Justifying his position, Irbard quotes from Qur’an Chapter 4 Verse 34:
“Men are in charge of women by what Allah has given one over the other and what they spend [on the women] from their wealth. So righteous women are devoutly obedient, guarding in [the husband’s] absence what Allah would have them guard (their chastity). But those [wives] from whom you fear arrogance – [first] advise them; [then if they persist], forsake them in bed; and [finally], strike them. But if they obey you [once more], seek no means against them. Indeed, Allah is ever Exalted and Grand.”
Like Nana Ama Asante, Irbard dug his own hell in cyber space, attracting pure fire, brimstone and feminist missiles from all directions. He was advised to stick to security matters, cross-border migration and political party vigilantism where he commands some expertise and leave matters of religion and women to Imams and gender advocates. Some even suggested he might not be married so he has no logos, pathos and ethos to talk about insolent wives. A few social media commentators agreed with Irbard’s prognosis, questioning the attitudes of women who copy blindly from other cultures.
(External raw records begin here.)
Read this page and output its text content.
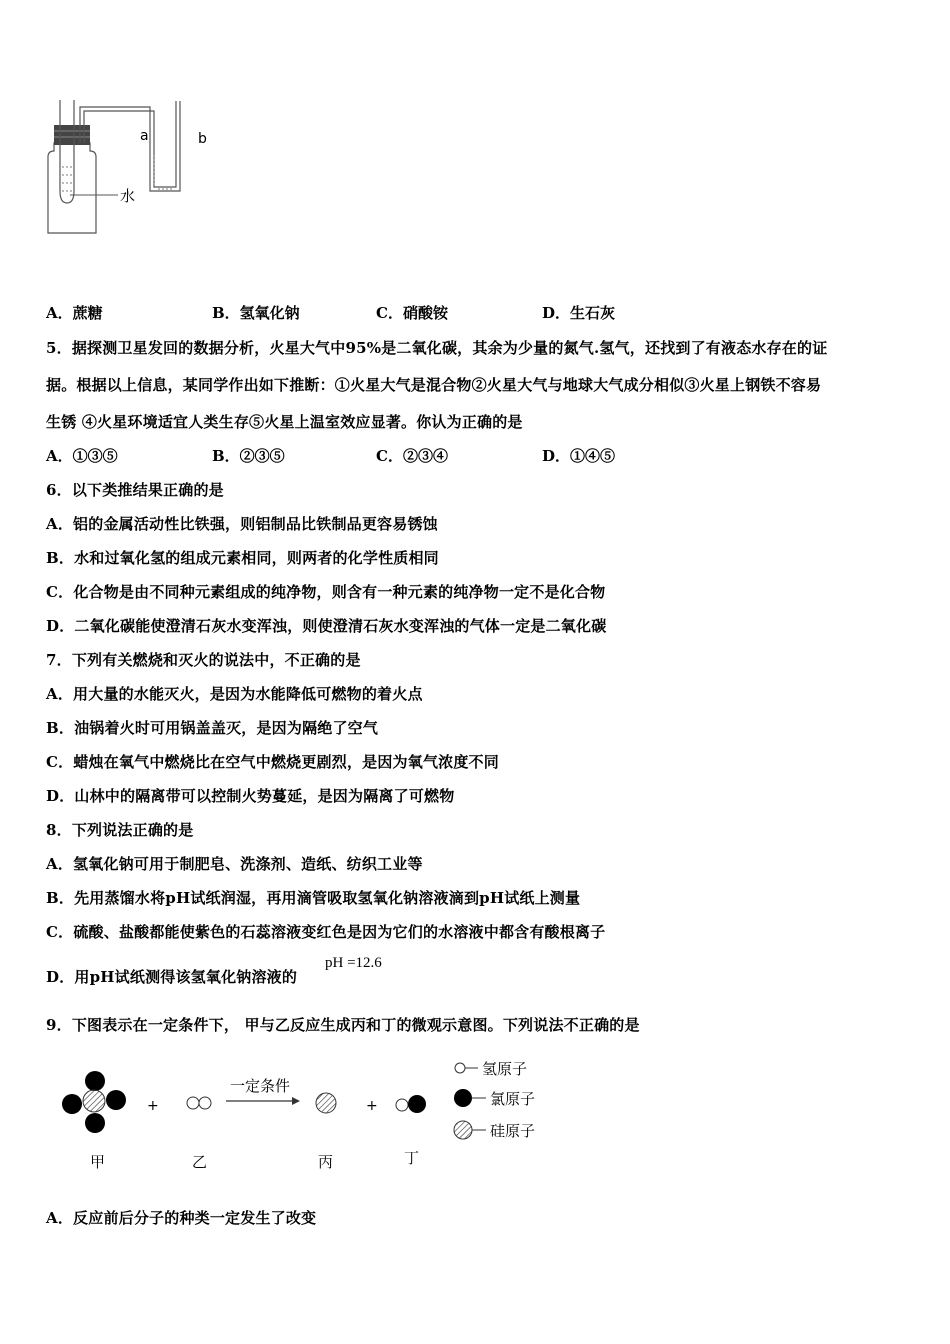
a	b
水
A．蔗糖	B．氢氧化钠	C．硝酸铵	D．生石灰
5．据探测卫星发回的数据分析，火星大气中95%是二氧化碳，其余为少量的氮气.氢气，还找到了有液态水存在的证
据。根据以上信息，某同学作出如下推断：①火星大气是混合物②火星大气与地球大气成分相似③火星上钢铁不容易
生锈 ④火星环境适宜人类生存⑤火星上温室效应显著。你认为正确的是
A．①③⑤	B．②③⑤	C．②③④	D．①④⑤
6．以下类推结果正确的是
A．铝的金属活动性比铁强，则铝制品比铁制品更容易锈蚀
B．水和过氧化氢的组成元素相同，则两者的化学性质相同
C．化合物是由不同种元素组成的纯净物，则含有一种元素的纯净物一定不是化合物
D．二氧化碳能使澄清石灰水变浑浊，则使澄清石灰水变浑浊的气体一定是二氧化碳
7．下列有关燃烧和灭火的说法中，不正确的是
A．用大量的水能灭火，是因为水能降低可燃物的着火点
B．油锅着火时可用锅盖盖灭，是因为隔绝了空气
C．蜡烛在氧气中燃烧比在空气中燃烧更剧烈，是因为氧气浓度不同
D．山林中的隔离带可以控制火势蔓延，是因为隔离了可燃物
8．下列说法正确的是
A．氢氧化钠可用于制肥皂、洗涤剂、造纸、纺织工业等
B．先用蒸馏水将pH试纸润湿，再用滴管吸取氢氧化钠溶液滴到pH试纸上测量
C．硫酸、盐酸都能使紫色的石蕊溶液变红色是因为它们的水溶液中都含有酸根离子
D．用pH试纸测得该氢氧化钠溶液的
pH =12.6
9．下图表示在一定条件下， 甲与乙反应生成丙和丁的微观示意图。下列说法不正确的是
+
一定条件
+
甲	乙	丙	丁
氢原子
氯原子
硅原子
A．反应前后分子的种类一定发生了改变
Frankly, what options are available to a man whose wife insults and slaps his mother in his presence? The 21st century may have its faults, but it has also given us a lot of options. You don’t need to get married in the first place. That is one option. But if you must, you can marry another man. That is another. Other options exist in robots, sex toys and forced celibacy, except that you should be very catholic about the third option. And these days, being catholic could be sexy (literally) such as the present issues Pope Francis is dealing with. And oh, there is always divorce, separation, or happy depression.
By the way, why would a wife insult her mother-in-law in the presence of her husband? Immediately, some suppositions and assumptions become operative. One, she may have gotten used to insulting her husband; she only tipped the boundaries this time when she extended the insults to the person who gave him birth. Two, the man (Irbard describes him as okotobonku) has lost control at home and is unable to exert any influence in shaping the conduct of his wife and children. Third, the woman may be the principal breadwinner of the family and may be overwhelmed by domestic pressures, including an overbearing and fastidious mother in-law who may not be aware of her sacrifices. Fourth, there is such a thing as a bad wife.
Some mothers in-law
In the snowy winters of London, I witnessed a sorry domestic battle between my friend’s wife and her mother in-law whom she dragged out of the house to freeze in the zero temperatures. Her crime? She had invaded her daughter in-law’s kitchen. Wearing only bathroom slippers and no warm clothing, the 65-year-old sobbed in the cold, banging the door and begging her daughter in-law to allow her back in. She didn’t get her in until her son (in my company) arrived in the house. He is your quintessential gentleman with appreciable equanimity, but I saw my friend explode with anger and fiery rage. He slapped his wife. Things had reached a tipping point. She packed out the next day.
Domestic violence has reached epidemic levels. Dinah Adiko, a fierce critic of gender-based violence, has very little patience for men whose testosterone cloud their thinking and dictate their actions. Better an okotobonku than a predator who strikes a woman with justifiable provocation. It is cowardice to misinterpret the socially ascribed role of men as leaders to mistreat a woman. That is toxic, and the modern man must have nothing to do with it. Similarly, whatever feminism teaches women, abusing your mother in-law is a depraved form of toxic femininity. Finally, all women must agree with Archbishop Duncan-Williams that being a wife is a privilege–a privilege made possible by the man who married you. And that is final.